抹茶な風に誘われて。
「こっ、これは――みっ、見回り! そうだ、生徒たちを非行から守るために巡回していたんだ! 断じて私たちはそんな――」

「そっ、そうですよ! 大体、こんな隠し撮りまでして、教師を脅迫しようだなんてけしからん! やっぱりホストなんて類の人間がやることには品がない!」

 既にあきれ返った顔つきで、机に頬杖をついている藤田葉子の手前なのか、それとも単なる腹立たしさからなのか、教師たちが叫ぶ。

 次なる手に移ろうとしていた俺よりも早く立ち上がったのは、それまで黙っていたかをるだった。

「そ、そんな風に悪く言わないでください! 静さんはそんな人じゃ――ホストという職業に就いていたからって、変な目で見るのはやめてください!」

 震える両手を机について、今にもこぼれ落ちそうな涙をためた瞳で、教師たちを睨みつける。

「かをるちゃん――」と隣で呟かれ、我に返ったように頭を下げた。

「ご、ごめんなさい……先生たちに怒鳴ったりしてしまって。
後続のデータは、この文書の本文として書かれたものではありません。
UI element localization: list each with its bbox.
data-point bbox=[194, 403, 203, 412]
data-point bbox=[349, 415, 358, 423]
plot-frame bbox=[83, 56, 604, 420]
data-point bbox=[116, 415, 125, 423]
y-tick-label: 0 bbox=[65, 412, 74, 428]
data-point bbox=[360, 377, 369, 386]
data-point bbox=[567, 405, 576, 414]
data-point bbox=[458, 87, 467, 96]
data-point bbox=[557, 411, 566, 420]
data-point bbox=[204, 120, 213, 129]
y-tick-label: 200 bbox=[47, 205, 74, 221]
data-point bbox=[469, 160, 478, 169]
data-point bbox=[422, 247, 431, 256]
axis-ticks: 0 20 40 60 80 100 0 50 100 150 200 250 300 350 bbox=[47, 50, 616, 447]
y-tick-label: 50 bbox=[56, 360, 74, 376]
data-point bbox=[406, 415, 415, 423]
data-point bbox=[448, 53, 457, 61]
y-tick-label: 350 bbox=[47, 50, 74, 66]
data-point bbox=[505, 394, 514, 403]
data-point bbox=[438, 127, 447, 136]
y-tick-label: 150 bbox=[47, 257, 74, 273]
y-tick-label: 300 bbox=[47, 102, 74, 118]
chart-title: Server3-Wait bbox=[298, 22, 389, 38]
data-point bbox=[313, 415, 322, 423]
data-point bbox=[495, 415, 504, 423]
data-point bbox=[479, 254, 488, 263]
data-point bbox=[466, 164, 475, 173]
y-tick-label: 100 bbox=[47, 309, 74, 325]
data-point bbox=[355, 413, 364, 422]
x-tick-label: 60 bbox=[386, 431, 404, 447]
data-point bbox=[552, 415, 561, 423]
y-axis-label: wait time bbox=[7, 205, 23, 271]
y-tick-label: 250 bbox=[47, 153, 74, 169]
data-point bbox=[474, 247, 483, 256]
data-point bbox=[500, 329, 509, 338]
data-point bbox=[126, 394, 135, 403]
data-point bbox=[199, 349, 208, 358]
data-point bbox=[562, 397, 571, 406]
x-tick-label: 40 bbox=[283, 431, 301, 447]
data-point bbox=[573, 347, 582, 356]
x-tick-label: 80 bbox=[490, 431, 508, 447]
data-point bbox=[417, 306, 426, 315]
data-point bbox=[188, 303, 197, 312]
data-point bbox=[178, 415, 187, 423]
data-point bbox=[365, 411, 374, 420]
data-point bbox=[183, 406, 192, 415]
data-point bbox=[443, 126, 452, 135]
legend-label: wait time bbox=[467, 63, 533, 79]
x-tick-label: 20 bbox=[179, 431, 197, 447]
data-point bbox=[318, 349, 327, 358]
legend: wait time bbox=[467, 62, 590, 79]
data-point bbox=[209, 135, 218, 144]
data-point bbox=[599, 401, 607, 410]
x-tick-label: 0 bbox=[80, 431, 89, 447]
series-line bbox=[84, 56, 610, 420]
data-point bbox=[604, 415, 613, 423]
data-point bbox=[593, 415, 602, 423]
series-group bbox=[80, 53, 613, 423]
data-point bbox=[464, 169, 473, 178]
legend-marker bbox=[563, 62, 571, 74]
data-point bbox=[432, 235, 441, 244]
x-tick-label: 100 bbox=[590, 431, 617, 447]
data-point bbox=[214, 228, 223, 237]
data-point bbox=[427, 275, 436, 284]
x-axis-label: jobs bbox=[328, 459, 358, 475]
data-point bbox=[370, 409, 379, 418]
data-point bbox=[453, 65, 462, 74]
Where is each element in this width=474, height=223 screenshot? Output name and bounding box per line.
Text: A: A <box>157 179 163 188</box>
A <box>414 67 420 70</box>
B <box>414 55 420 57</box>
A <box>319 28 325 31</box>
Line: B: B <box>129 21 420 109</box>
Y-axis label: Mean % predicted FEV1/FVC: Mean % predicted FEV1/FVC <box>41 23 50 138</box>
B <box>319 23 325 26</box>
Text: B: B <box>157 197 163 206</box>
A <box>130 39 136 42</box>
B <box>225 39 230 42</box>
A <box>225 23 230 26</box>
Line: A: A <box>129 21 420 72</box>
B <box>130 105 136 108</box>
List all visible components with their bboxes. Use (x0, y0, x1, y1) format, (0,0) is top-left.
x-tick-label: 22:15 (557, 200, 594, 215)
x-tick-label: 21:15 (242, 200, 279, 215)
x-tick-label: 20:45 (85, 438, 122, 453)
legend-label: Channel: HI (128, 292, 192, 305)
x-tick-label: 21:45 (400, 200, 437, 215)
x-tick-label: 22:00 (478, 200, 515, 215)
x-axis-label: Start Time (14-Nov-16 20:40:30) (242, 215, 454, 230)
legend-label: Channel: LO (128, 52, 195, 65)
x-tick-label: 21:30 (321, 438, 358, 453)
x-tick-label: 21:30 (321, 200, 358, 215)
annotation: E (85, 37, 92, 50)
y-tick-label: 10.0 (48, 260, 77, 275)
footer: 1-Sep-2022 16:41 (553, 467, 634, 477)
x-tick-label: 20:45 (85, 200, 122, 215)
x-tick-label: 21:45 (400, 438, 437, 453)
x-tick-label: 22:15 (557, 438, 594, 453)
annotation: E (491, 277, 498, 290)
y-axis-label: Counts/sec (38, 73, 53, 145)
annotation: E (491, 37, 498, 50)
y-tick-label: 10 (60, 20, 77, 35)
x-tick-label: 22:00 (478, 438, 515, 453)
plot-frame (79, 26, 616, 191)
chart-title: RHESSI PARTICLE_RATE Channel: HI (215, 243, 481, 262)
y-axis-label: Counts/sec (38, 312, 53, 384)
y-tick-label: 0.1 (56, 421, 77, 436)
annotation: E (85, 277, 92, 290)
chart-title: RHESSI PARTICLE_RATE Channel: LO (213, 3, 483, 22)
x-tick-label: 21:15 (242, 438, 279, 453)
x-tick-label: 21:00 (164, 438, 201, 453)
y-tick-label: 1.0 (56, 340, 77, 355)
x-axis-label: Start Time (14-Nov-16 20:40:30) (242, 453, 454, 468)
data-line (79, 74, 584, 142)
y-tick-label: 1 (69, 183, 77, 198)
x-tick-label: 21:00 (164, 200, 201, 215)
でも、本当に静さんは――!」

 青ざめた顔で、それでも俺をかばおうとするかをる。

 小さな頭をポンと叩いて、俺は笑った。

「俺のことは心配するな、そう言っただろうが」

 そう言葉をかけてから、かをるの体をさりげなく背中に隠す。

 今から取り出す決定打は、とりあえず彼女の目には触れないようにしたほうがいいと思ったからだった。

「巡回か、なら仕方がない。それなら、これにはどういう説明を付けていただけるでしょう? ホストなどという低レベルの職業についていた、頭の悪い私にもよくわかるように、はっきりと聞かせていただきたいものだ」

 瞳に刃を閃かせて、俺が取り出して見せたもの――それもまた、一枚の写真。

 見間違えようもないホテルの一室で、身を寄せ合う裸の男女がおさめられたもの。

 ちなみに、女のほうは複数。男は今目の前にいる学年主任よりも更に太った、脂ぎった顔の人物だ。